This looks decent now. How can I add in some sort of metadata color coding?

library(ggplot2)
library(plotly)
library(heatmaply)
library(dplyr)
## 
## Attaching package: 'dplyr'
## The following objects are masked from 'package:stats':
## 
##     filter, lag
## The following objects are masked from 'package:base':
## 
##     intersect, setdiff, setequal, union
#get the metadata file which has been amended with hex color codes to go with metadata
g.metadata <- read.csv("../SNP.tree/metadata.simple.csv", stringsAsFactors = F)
loc.col <- g.metadata[c(1,4)]


hcols <- colorRampPalette(c("#2c0e5e","#29b7c6","#8ad657","#ffff00","#fcff82"))

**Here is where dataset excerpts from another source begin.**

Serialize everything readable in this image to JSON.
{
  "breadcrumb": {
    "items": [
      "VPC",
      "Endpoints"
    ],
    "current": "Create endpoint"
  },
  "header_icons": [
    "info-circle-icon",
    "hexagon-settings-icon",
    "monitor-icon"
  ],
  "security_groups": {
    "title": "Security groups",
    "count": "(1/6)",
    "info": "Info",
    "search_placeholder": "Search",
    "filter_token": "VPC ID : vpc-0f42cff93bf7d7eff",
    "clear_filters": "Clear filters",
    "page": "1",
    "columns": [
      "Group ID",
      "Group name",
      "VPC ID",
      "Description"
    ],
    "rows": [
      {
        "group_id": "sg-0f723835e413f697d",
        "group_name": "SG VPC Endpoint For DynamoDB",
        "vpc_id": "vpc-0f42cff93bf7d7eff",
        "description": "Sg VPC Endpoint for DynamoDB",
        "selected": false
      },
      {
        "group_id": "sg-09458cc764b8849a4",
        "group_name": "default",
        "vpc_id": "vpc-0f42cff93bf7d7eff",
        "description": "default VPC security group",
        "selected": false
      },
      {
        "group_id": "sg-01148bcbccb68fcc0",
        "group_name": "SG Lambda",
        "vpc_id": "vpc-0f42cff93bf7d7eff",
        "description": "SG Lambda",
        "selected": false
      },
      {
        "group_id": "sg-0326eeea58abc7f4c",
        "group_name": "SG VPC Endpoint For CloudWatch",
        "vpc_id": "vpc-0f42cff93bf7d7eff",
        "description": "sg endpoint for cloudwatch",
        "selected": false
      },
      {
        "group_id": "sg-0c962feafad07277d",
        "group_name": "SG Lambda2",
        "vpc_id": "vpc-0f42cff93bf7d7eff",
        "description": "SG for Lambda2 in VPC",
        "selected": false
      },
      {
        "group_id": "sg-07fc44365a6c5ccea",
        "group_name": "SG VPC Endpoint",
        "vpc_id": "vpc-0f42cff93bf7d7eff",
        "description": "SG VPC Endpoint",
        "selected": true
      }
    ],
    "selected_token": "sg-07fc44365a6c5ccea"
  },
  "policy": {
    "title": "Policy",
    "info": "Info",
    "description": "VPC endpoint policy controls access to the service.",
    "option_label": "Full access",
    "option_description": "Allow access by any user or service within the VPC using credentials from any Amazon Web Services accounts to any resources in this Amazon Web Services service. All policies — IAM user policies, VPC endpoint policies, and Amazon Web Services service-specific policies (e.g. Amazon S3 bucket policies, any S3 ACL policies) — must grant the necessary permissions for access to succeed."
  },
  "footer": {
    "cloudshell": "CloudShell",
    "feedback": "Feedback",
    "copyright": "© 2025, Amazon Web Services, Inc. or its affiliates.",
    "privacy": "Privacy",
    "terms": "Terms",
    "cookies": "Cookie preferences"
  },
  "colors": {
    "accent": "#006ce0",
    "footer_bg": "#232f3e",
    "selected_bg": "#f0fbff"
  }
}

#compute heatmat in order to get the dendrogram
hm <- heatmaply(matrix.loc, Rowv = FALSE, titleY = FALSE, 
          plot_method = "plotly", 
          showticklabels = c(T,F),
          col = hcols(256))

#extract the final vector of strain names
hm.xaxis <- as.vector(hm$x$layout$xaxis$ticktext)
hm.xaxis <- data.frame(hm.xaxis, stringsAsFactors = F)
colnames(hm.xaxis)[1] <- "Samples"
hm.xaxis.col <- dplyr::left_join(hm.xaxis,loc.col, by="Samples")

#define vectors of colors

location.col <- as.vector(hm.xaxis.col$loc.col)

#rebuild heatmap with metadata
hm <- heatmaply(matrix.loc, Rowv = FALSE, titleY = FALSE, 
          plot_method = "plotly", 
          showticklabels = c(T,F),
          col = hcols(256),
          ColSideColors = location.col,
          column_text_angle = 90,
          width = 1600,
          height = 2000)
## Warning in heatmaply.heatmapr(hm, colors = colors, limits = limits,
## scale_fill_gradient_fun = scale_fill_gradient_fun, : The hover text for
## col_side_colors is currently not implemented (due to an issue in plotly).
## We hope this would get resolved in future releases.
hm

This is fine except that the colors do not display correctly. I will have to brute force change colors and make a legend.

library(markdown) library(rmarkdown) library(knitr) rpubsUpload(“G.morbida.variant.heat.map”, “variant.hm.plot.html”)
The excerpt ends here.